Step 5: View training results in TensorBoard
-
Forward the TensorBoard service to a local port:
kubectl port-forward svc/deepspeed-helloworld-tensorboard 9090:6006 -
Open
localhost:9090in a browser.
Step 6: View training logs
Print all logs from the job:
arena logs deepspeed-helloworld
Expected output:
deepspeed-helloworld-worker-0: [2023-03-31 08:38:11,201] [INFO] [logging.py:68:log_dist] [Rank 0] step=7050, skipped=24, lr=[0.0001], mom=[(0.9, 0.999)]
deepspeed-helloworld-worker-0: [2023-03-31 08:38:11,254] [INFO] [timer.py:198:stop] 0/7050, RunningAvgSamplesPerSec=142.69733028759384, CurrSamplesPerSec=136.08094834473613, MemAllocated=0.06GB, MaxMemAllocated=1.68GB
deepspeed-helloworld-worker-0: 2023-03-31 08:38:11.255 | INFO | __main__:log_dist:53 - [Rank 0] Loss: 6.7574
deepspeed-helloworld-worker-0: [2023-03-31 08:38:13,103] [INFO] [logging.py:68:log_dist] [Rank 0] step=7060, skipped=24, lr=[0.0001], mom=[(0.9, 0.999)]
deepspeed-helloworld-worker-0: [2023-03-31 08:38:13,134] [INFO] [timer.py:198:stop] 0/7060, RunningAvgSamplesPerSec=142.69095076844823, CurrSamplesPerSec=151.8552037291255, MemAllocated=0.06GB, MaxMemAllocated=1.68GB
deepspeed-helloworld-worker-0: 2023-03-31 08:38:13.136 | INFO | __main__:log_dist:53 - [Rank 0] Loss: 6.7570
deepspeed-helloworld-worker-0: [2023-03-31 08:38:14,924] [INFO] [logging.py:68:log_dist] [Rank 0] step=7070, skipped=24, lr=[0.0001], mom=[(0.9, 0.999)]
deepspeed-helloworld-worker-0: [2023-03-31 08:38:14,962] [INFO] [timer.py:198:stop] 0/7070, RunningAvgSamplesPerSec=142.69048436022115, CurrSamplesPerSec=152.91029839772997, MemAllocated=0.06GB, MaxMemAllocated=1.68GB
deepspeed-helloworld-worker-0: 2023-03-31 08:38:14.963 | INFO | __main__:log_dist:53 - [Rank 0] Loss: 6.7565
To stream logs in real time, use -f. To print only the last N lines, use -t N:
# Stream logs in real time
arena logs deepspeed-helloworld -f
# Print the last 5 lines
arena logs deepspeed-helloworld -t 5
Expected output for -t 5:
deepspeed-helloworld-worker-0: [2023-03-31 08:47:08,694] [INFO] [launch.py:318:main] Process 80 exits successfully.

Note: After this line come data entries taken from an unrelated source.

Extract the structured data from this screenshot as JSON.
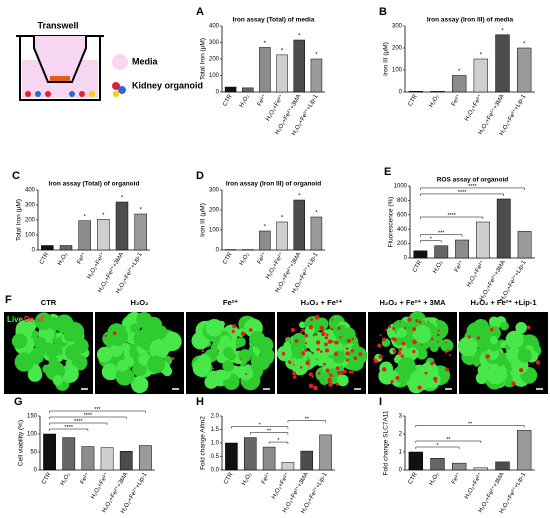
{
  "schematic": {
    "title": "Transwell",
    "labels": [
      "Media",
      "Kidney organoid"
    ]
  },
  "images": {
    "panel": "F",
    "labels": [
      "CTR",
      "H₂O₂",
      "Fe²⁺",
      "H₂O₂ + Fe²⁺",
      "H₂O₂ + Fe²⁺ + 3MA",
      "H₂O₂ + Fe²⁺ +Lip-1"
    ],
    "stain_live": "Live",
    "stain_dead": "Dead"
  },
  "chart_data": [
    {
      "type": "bar",
      "panel": "A",
      "title": "Iron assay (Total) of media",
      "ylabel": "Total Iron (μM)",
      "categories": [
        "CTR",
        "H₂O₂",
        "Fe²⁺",
        "H₂O₂+Fe²⁺",
        "H₂O₂+Fe²⁺+3MA",
        "H₂O₂+Fe²⁺+Lip-1"
      ],
      "values": [
        30,
        25,
        270,
        225,
        315,
        200
      ],
      "colors": [
        "#111111",
        "#666666",
        "#8c8c8c",
        "#cfcfcf",
        "#4d4d4d",
        "#9a9a9a"
      ],
      "ylim": [
        0,
        400
      ],
      "yticks": [
        0,
        100,
        200,
        300,
        400
      ],
      "significance": [
        null,
        null,
        "*",
        "*",
        "*",
        "*"
      ]
    },
    {
      "type": "bar",
      "panel": "B",
      "title": "Iron assay (Iron III) of media",
      "ylabel": "Iron III (μM)",
      "categories": [
        "CTR",
        "H₂O₂",
        "Fe²⁺",
        "H₂O₂+Fe²⁺",
        "H₂O₂+Fe²⁺+3MA",
        "H₂O₂+Fe²⁺+Lip-1"
      ],
      "values": [
        3,
        3,
        75,
        150,
        260,
        200
      ],
      "colors": [
        "#111111",
        "#666666",
        "#8c8c8c",
        "#cfcfcf",
        "#4d4d4d",
        "#9a9a9a"
      ],
      "ylim": [
        0,
        300
      ],
      "yticks": [
        0,
        100,
        200,
        300
      ],
      "significance": [
        null,
        null,
        "*",
        "*",
        "*",
        "*"
      ]
    },
    {
      "type": "bar",
      "panel": "C",
      "title": "Iron assay (Total) of organoid",
      "ylabel": "Total Iron (μM)",
      "categories": [
        "CTR",
        "H₂O₂",
        "Fe²⁺",
        "H₂O₂+Fe²⁺",
        "H₂O₂+Fe²⁺+3MA",
        "H₂O₂+Fe²⁺+Lip-1"
      ],
      "values": [
        30,
        30,
        195,
        205,
        320,
        240
      ],
      "colors": [
        "#111111",
        "#666666",
        "#8c8c8c",
        "#cfcfcf",
        "#4d4d4d",
        "#9a9a9a"
      ],
      "ylim": [
        0,
        400
      ],
      "yticks": [
        0,
        100,
        200,
        300,
        400
      ],
      "significance": [
        null,
        null,
        "*",
        "*",
        "*",
        "*"
      ]
    },
    {
      "type": "bar",
      "panel": "D",
      "title": "Iron assay (Iron III) of organoid",
      "ylabel": "Iron III (μM)",
      "categories": [
        "CTR",
        "H₂O₂",
        "Fe²⁺",
        "H₂O₂+Fe²⁺",
        "H₂O₂+Fe²⁺+3MA",
        "H₂O₂+Fe²⁺+Lip-1"
      ],
      "values": [
        2,
        2,
        95,
        140,
        250,
        165
      ],
      "colors": [
        "#111111",
        "#666666",
        "#8c8c8c",
        "#cfcfcf",
        "#4d4d4d",
        "#9a9a9a"
      ],
      "ylim": [
        0,
        300
      ],
      "yticks": [
        0,
        100,
        200,
        300
      ],
      "significance": [
        null,
        null,
        "*",
        "*",
        "*",
        "*"
      ]
    },
    {
      "type": "bar",
      "panel": "E",
      "title": "ROS assay of organoid",
      "ylabel": "Fluorescence (%)",
      "categories": [
        "CTR",
        "H₂O₂",
        "Fe²⁺",
        "H₂O₂+Fe²⁺",
        "H₂O₂+Fe²⁺+3MA",
        "H₂O₂+Fe²⁺+Lip-1"
      ],
      "values": [
        100,
        170,
        250,
        500,
        820,
        370
      ],
      "colors": [
        "#111111",
        "#666666",
        "#8c8c8c",
        "#cfcfcf",
        "#4d4d4d",
        "#9a9a9a"
      ],
      "ylim": [
        0,
        1000
      ],
      "yticks": [
        0,
        200,
        400,
        600,
        800,
        1000
      ],
      "comparisons": [
        {
          "from": 0,
          "to": 1,
          "label": "*"
        },
        {
          "from": 0,
          "to": 2,
          "label": "***"
        },
        {
          "from": 0,
          "to": 3,
          "label": "****"
        },
        {
          "from": 0,
          "to": 4,
          "label": "****"
        },
        {
          "from": 0,
          "to": 5,
          "label": "****"
        }
      ]
    },
    {
      "type": "bar",
      "panel": "G",
      "ylabel": "Cell viability (%)",
      "categories": [
        "CTR",
        "H₂O₂",
        "Fe²⁺",
        "H₂O₂+Fe²⁺",
        "H₂O₂+Fe²⁺+3MA",
        "H₂O₂+Fe²⁺+Lip-1"
      ],
      "values": [
        100,
        90,
        65,
        62,
        52,
        68
      ],
      "colors": [
        "#111111",
        "#666666",
        "#8c8c8c",
        "#cfcfcf",
        "#4d4d4d",
        "#9a9a9a"
      ],
      "ylim": [
        0,
        150
      ],
      "yticks": [
        0,
        50,
        100,
        150
      ],
      "comparisons": [
        {
          "from": 0,
          "to": 2,
          "label": "****"
        },
        {
          "from": 0,
          "to": 3,
          "label": "****"
        },
        {
          "from": 0,
          "to": 4,
          "label": "****"
        },
        {
          "from": 0,
          "to": 5,
          "label": "***"
        }
      ]
    },
    {
      "type": "bar",
      "panel": "H",
      "ylabel": "Fold change Aifm2",
      "categories": [
        "CTR",
        "H₂O₂",
        "Fe²⁺",
        "H₂O₂+Fe²⁺",
        "H₂O₂+Fe²⁺+3MA",
        "H₂O₂+Fe²⁺+Lip-1"
      ],
      "values": [
        1.0,
        1.2,
        0.85,
        0.28,
        0.7,
        1.3
      ],
      "colors": [
        "#111111",
        "#666666",
        "#8c8c8c",
        "#cfcfcf",
        "#4d4d4d",
        "#9a9a9a"
      ],
      "ylim": [
        0,
        2
      ],
      "yticks": [
        {
          "value": 0,
          "label": "0.0"
        },
        0.5,
        {
          "value": 1,
          "label": "1.0"
        },
        1.5,
        {
          "value": 2,
          "label": "2.0"
        }
      ],
      "comparisons": [
        {
          "from": 2,
          "to": 3,
          "label": "*"
        },
        {
          "from": 1,
          "to": 3,
          "label": "**"
        },
        {
          "from": 0,
          "to": 3,
          "label": "*"
        },
        {
          "from": 3,
          "to": 5,
          "label": "**"
        }
      ]
    },
    {
      "type": "bar",
      "panel": "I",
      "ylabel": "Fold change SLC7A11",
      "categories": [
        "CTR",
        "H₂O₂",
        "Fe²⁺",
        "H₂O₂+Fe²⁺",
        "H₂O₂+Fe²⁺+3MA",
        "H₂O₂+Fe²⁺+Lip-1"
      ],
      "values": [
        1.0,
        0.65,
        0.38,
        0.12,
        0.45,
        2.2
      ],
      "colors": [
        "#111111",
        "#666666",
        "#8c8c8c",
        "#cfcfcf",
        "#4d4d4d",
        "#9a9a9a"
      ],
      "ylim": [
        0,
        3
      ],
      "yticks": [
        0,
        1,
        2,
        3
      ],
      "comparisons": [
        {
          "from": 0,
          "to": 2,
          "label": "*"
        },
        {
          "from": 0,
          "to": 3,
          "label": "**"
        },
        {
          "from": 0,
          "to": 5,
          "label": "**"
        }
      ]
    }
  ]
}
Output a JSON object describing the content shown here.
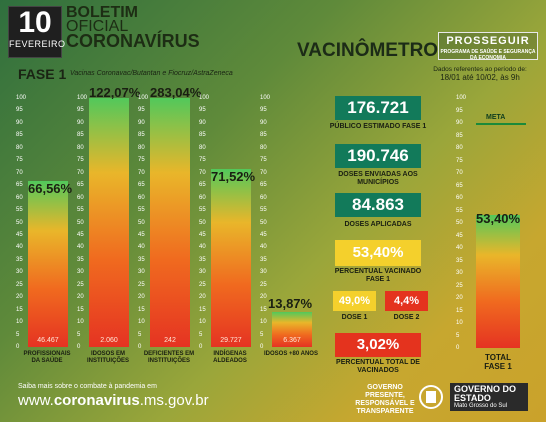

deepspeed-helloworld-worker-2: [2023-03-31 08:47:08,731] [INFO] [launch.py:318:main] Process 44 exits successfully.
deepspeed-helloworld-worker-1: [2023-03-31 08:47:08,946] [INFO] [launch.py:318:main] Process 44 exits successfully.
/opt/conda/lib/python3.8/site-packages/apex/pyprof/__init__.py:5: FutureWarning: pyprof will be removed by the end of June, 2022
warnings.warn("pyprof will be removed by the end of June, 2022", FutureWarning)
Run arena logs --help to see all available log options.